When you start summing up responses (even if they are ordinal to begin with) the Central Limit Theorem comes into play and if you sum enough things together that are not too close to boundaries, then you will start to see something that is approximately normal. But if many of your answers are at one or the other of the possible extremes or the individual responses are highly correlated, then you may not have enough for the CLT to help yet. You need to do some data exploration to get a feel for this.

In your case there is not one perfect/correct answer, but there could be many approaches that are good enough, but which are good enough will depend on things that you will see in the plots (and combined with your knowledge of the science behind the data).
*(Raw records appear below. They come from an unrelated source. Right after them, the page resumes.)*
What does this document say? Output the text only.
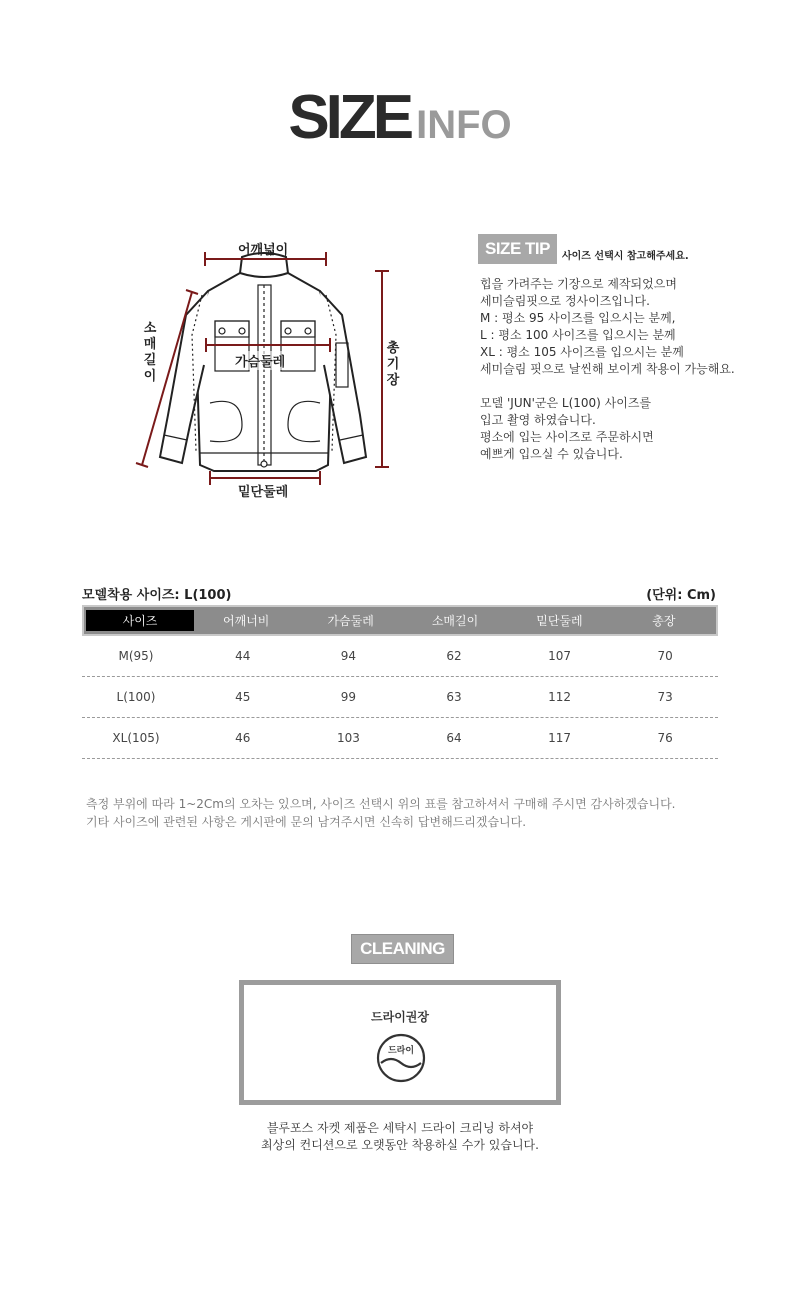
SIZE INFO
어깨넓이
가슴둘레
밑단둘레
소매길이
총기장
SIZE TIP	사이즈 선택시 참고해주세요.

힙을 가려주는 기장으로 제작되었으며

세미슬림핏으로 정사이즈입니다.

M : 평소 95 사이즈를 입으시는 분께,

L : 평소 100 사이즈를 입으시는 분께

XL : 평소 105 사이즈를 입으시는 분께

세미슬림 핏으로 날씬해 보이게 착용이 가능해요.

모델 'JUN'군은 L(100) 사이즈를

입고 촬영 하였습니다.

평소에 입는 사이즈로 주문하시면

예쁘게 입으실 수 있습니다.

모델착용 사이즈: L(100)	(단위: Cm)
사이즈	어깨너비	가슴둘레	소매길이	밑단둘레	총장
M(95)	44	94	62	107	70
L(100)	45	99	63	112	73
XL(105)	46	103	64	117	76

측정 부위에 따라 1~2Cm의 오차는 있으며, 사이즈 선택시 위의 표를 참고하셔서 구매해 주시면 감사하겠습니다.

기타 사이즈에 관련된 사항은 게시판에 문의 남겨주시면 신속히 답변해드리겠습니다.

CLEANING
드라이권장
드라이

블루포스 자켓 제품은 세탁시 드라이 크리닝 하셔야

최상의 컨디션으로 오랫동안 착용하실 수가 있습니다.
If the histograms look fairly bell-shaped and the scatter-plot looks pretty linear then you will not see much difference between Pearson, Spearman, and other correlations and it is probably fine to use any of them. But if there are clear clusters on the scatter-plot and/or U-shapes in the histograms then any single measure of correlation will probably over-simplify the relationship and distract more than help understanding.

I am a big fan of simulation for helping me understanding what is happening and what may happen. You could randomly generate some data under different conditions (uniform across the possible answers, mostly low, mostly high, mostly low or high unlikely in the middle, etc.) and compute the different correlations and plots and compare them under the different situations to see which give you the most meaning compared to the simulation conditions.